Gluckman Mayner connects high culture with commercial development at the new Mori Art Center in Tokyo


© Hiroshi Ueda

For more photos click on 'photos & drawings' above.

To see the people and products behind this project click on 'people & products.'

By Clifford A. Pearson

How do you create a distinct identity for a museum tucked inside a 54-story office tower? How do you even call attention to such a cultural facility when it is but one small piece of a $2.5 billion development that includes 220 shops, 840 units of housing, a nine-screen multiplex cinema, a 380-room luxury hotel, a Japanese garden, and an 800,000-square-foot broadcasting center, in addition to the 4-million-square-foot office tower in which it resides? Those were two of the challenges facing Richard Gluckman, FAIA, as he designed the 100,000-square-foot Mori Art Center at Roppongi Hills in Tokyo.

Like a diminutive cherry sitting atop a high-calorie architectural sundae, the museum occupies the 52nd and 53rd floors of Roppongi Hills' bulging office tower, the centerpiece of a 28-acre development whipped up by an eclectic band of design chefs—Kohn Pedersen Fox (KPF) (master plan and office tower), Jon Jerde (retail complex), Terence Conran (apartment towers), and Fumihiko Maki (broadcast center). Some observers have criticized Roppongi Hills for being too big—even for Tokyo's dense and chaotic urban fabric—but it has been a smashing success with the public. According to the Mori Building Company, the project's developer, 26 million people visited the mixed-use complex in the six-month period after it opened last May. In comparison, Tokyo Disneyland will attract about 25 million for the entire year.

Gluckman Mayner Architects worked with structural engineers Yoshinori Nito + Dewhurst Macfarlane and Partners to design a 100-foot-high entry pavilion at the base of the office tower that grabs attention with a 60-foot-tall, shingled-glass cone.
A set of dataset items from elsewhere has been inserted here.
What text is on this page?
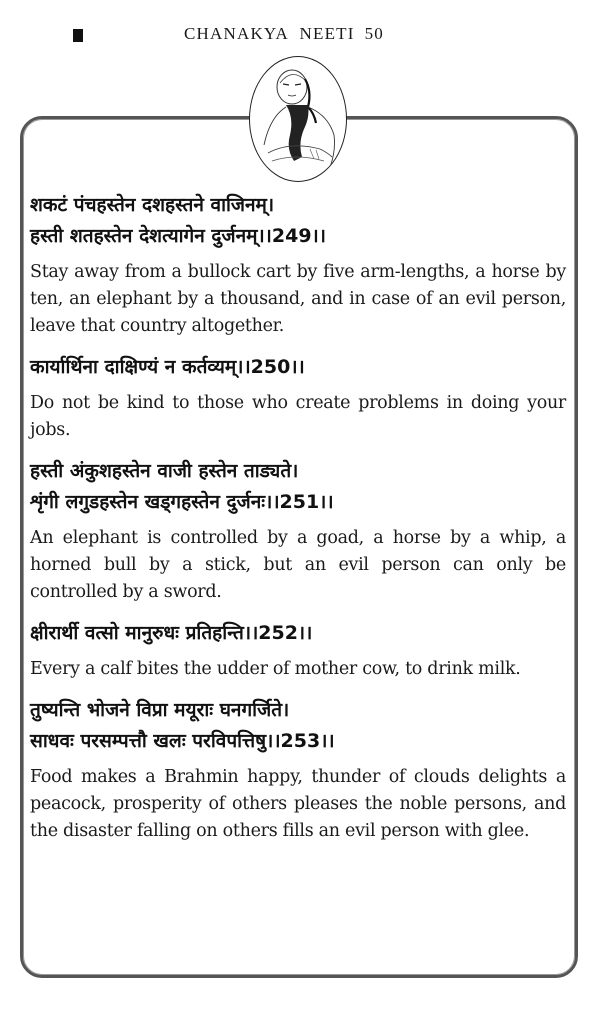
CHANAKYA NEETI 50
शकटं पंचहस्तेन दशहस्तने वाजिनम्।
हस्ती शतहस्तेन देशत्यागेन दुर्जनम्।।249।।
Stay away from a bullock cart by five arm-lengths, a horse by ten, an elephant by a thousand, and in case of an evil person, leave that country altogether.
कार्यार्थिना दाक्षिण्यं न कर्तव्यम्।।250।।
Do not be kind to those who create problems in doing your jobs.
हस्ती अंकुशहस्तेन वाजी हस्तेन ताड्यते।
शृंगी लगुडहस्तेन खड्गहस्तेन दुर्जनः।।251।।
An elephant is controlled by a goad, a horse by a whip, a horned bull by a stick, but an evil person can only be controlled by a sword.
क्षीरार्थी वत्सो मानुरुधः प्रतिहन्ति।।252।।
Every a calf bites the udder of mother cow, to drink milk.
तुष्यन्ति भोजने विप्रा मयूराः घनगर्जिते।
साधवः परसम्पत्तौ खलः परविपत्तिषु।।253।।
Food makes a Brahmin happy, thunder of clouds delights a peacock, prosperity of others pleases the noble persons, and the disaster falling on others fills an evil person with glee.
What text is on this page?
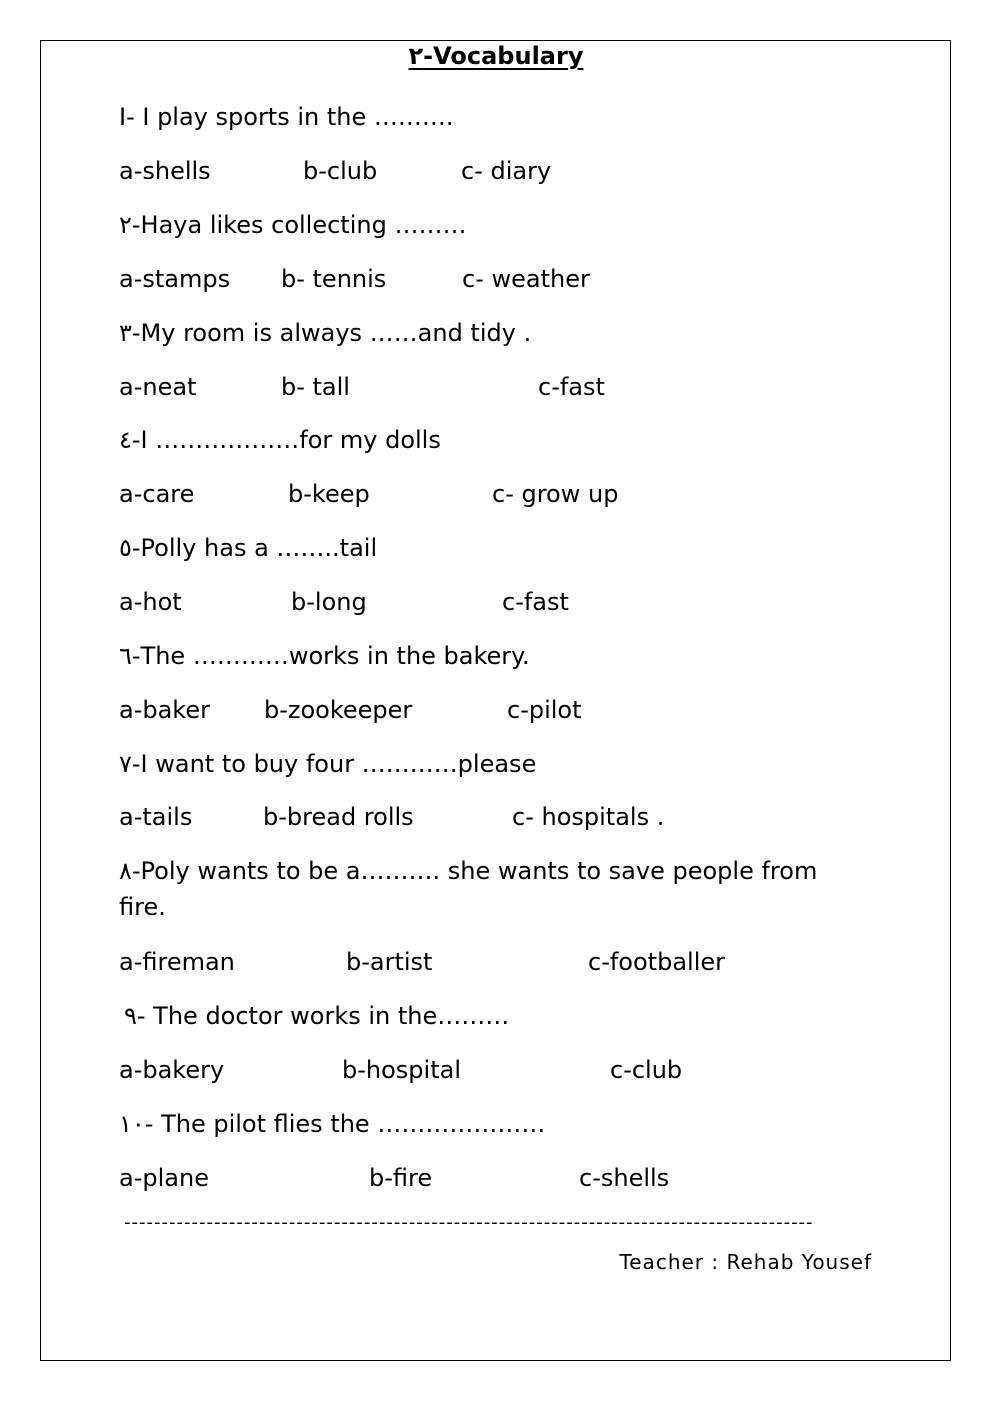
٢-Vocabulary
I- I play sports in the ……….
a-shells	b-club	c- diary
٢-Haya likes collecting ………
a-stamps b- tennis	c- weather
٣-My room is always ……and tidy .
a-neat	b- tall	c-fast
٤-I ………………for my dolls
a-care	b-keep	c- grow up
٥-Polly has a ……..tail
a-hot	b-long	c-fast
٦-The …………works in the bakery.
a-baker b-zookeeper	c-pilot
٧-I want to buy four …………please
a-tails	b-bread rolls	c- hospitals .
٨-Poly wants to be a………. she wants to save people from fire.
a-fireman	b-artist	c-footballer
٩- The doctor works in the………
a-bakery	b-hospital	c-club
١٠- The pilot flies the …………………
a-plane	b-fire	c-shells
--------------------------------------------------------------------------------------------
Teacher : Rehab Yousef
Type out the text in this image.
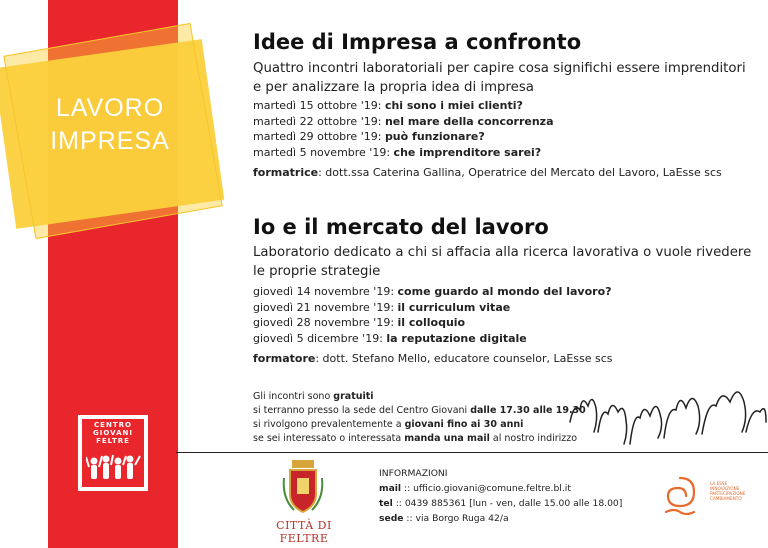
LAVORO
IMPRESA
CENTRO
GIOVANI
FELTRE
Idee di Impresa a confronto
Quattro incontri laboratoriali per capire cosa significhi essere imprenditori
e per analizzare la propria idea di impresa
martedì 15 ottobre '19: chi sono i miei clienti?
martedì 22 ottobre '19: nel mare della concorrenza
martedì 29 ottobre '19: può funzionare?
martedì 5 novembre '19: che imprenditore sarei?
formatrice: dott.ssa Caterina Gallina, Operatrice del Mercato del Lavoro, LaEsse scs
Io e il mercato del lavoro
Laboratorio dedicato a chi si affacia alla ricerca lavorativa o vuole rivedere
le proprie strategie
giovedì 14 novembre '19: come guardo al mondo del lavoro?
giovedì 21 novembre '19: il curriculum vitae
giovedì 28 novembre '19: il colloquio
giovedì 5 dicembre '19: la reputazione digitale
formatore: dott. Stefano Mello, educatore counselor, LaEsse scs
Gli incontri sono gratuiti
si terranno presso la sede del Centro Giovani dalle 17.30 alle 19.30
si rivolgono prevalentemente a giovani fino ai 30 anni
se sei interessato o interessata manda una mail al nostro indirizzo
CITTÀ DI FELTRE
INFORMAZIONI
mail :: ufficio.giovani@comune.feltre.bl.it
tel :: 0439 885361 [lun - ven, dalle 15.00 alle 18.00]
sede :: via Borgo Ruga 42/a
LA ESSE
INNOVAZIONE
PARTECIPAZIONE
CAMBIAMENTO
The pavilion takes visitors from the vehicular drop-off and shopping-plaza levels at the base of the complex, up three-to-five floors to a 70-foot-long bridge that leads into the Mori office tower. Once inside the office building, visitors can get information about the museum, then catch express elevators to the 52nd floor, where the museum proper begins. Dedicated to Modern art starting from the mid-20th century, the museum has an international focus and a special emphasis on the work of Asian artists.
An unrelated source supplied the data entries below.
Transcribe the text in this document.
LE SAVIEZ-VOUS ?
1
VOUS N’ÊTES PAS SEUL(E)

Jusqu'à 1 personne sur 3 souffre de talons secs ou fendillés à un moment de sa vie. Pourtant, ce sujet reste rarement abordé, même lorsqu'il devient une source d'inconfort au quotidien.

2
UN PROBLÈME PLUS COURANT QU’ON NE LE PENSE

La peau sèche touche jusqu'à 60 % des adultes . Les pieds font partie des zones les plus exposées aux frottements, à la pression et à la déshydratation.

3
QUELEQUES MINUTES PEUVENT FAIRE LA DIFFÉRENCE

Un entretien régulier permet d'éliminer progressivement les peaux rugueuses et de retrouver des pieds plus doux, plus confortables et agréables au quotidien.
Gluckman's glass cone asserts its own style: crisply tailored Modernism with touches of technological daring. During the day, it offers views of the 17th-century-style Japanese garden just to the east, and at night it glows like a lantern. In its center, a concrete-clad funnel structure contains elevators and provides the building's main vertical support. Canted glass rectangles swirling around the core, however, deliver the necessary razzle-dazzle. Like a giant hoopskirt, the lightweight glass-and-steel facade is held in place by a diagonal net of three-quarter-inch cables that suspend and stabilize nine-tenth-inch horizontal steel rings. Glass shingles printed with a translucent ceramic frit rest on the elliptical conical structure, overlapping each other and providing an enclosed but not completely sealed environment. A continuous spiral stair animates the space between the core and the facade.

Orchestrating the procession of spaces—from entry pavilion through two floors of galleries—was critical to the success of the museum, says Gluckman. After arriving on the 52nd floor, visitors can go to the three side-lit galleries on this level or move up the escalator in the central atrium to the top-lit main galleries on the 53rd floor. While he designed the L-shaped main galleries as quiet spaces with maple floors, Gluckman also created a pair of translucent glass boxes at opposite corners of the floor—twin spaces for the display of new-media art. These "art and technology galleries" penetrate the two-story-high space of the observation deck, stretching the visual reach of the museum to the surrounding city and providing the opportunity for curators to find innovative ways of projecting new media on the building's curtain wall.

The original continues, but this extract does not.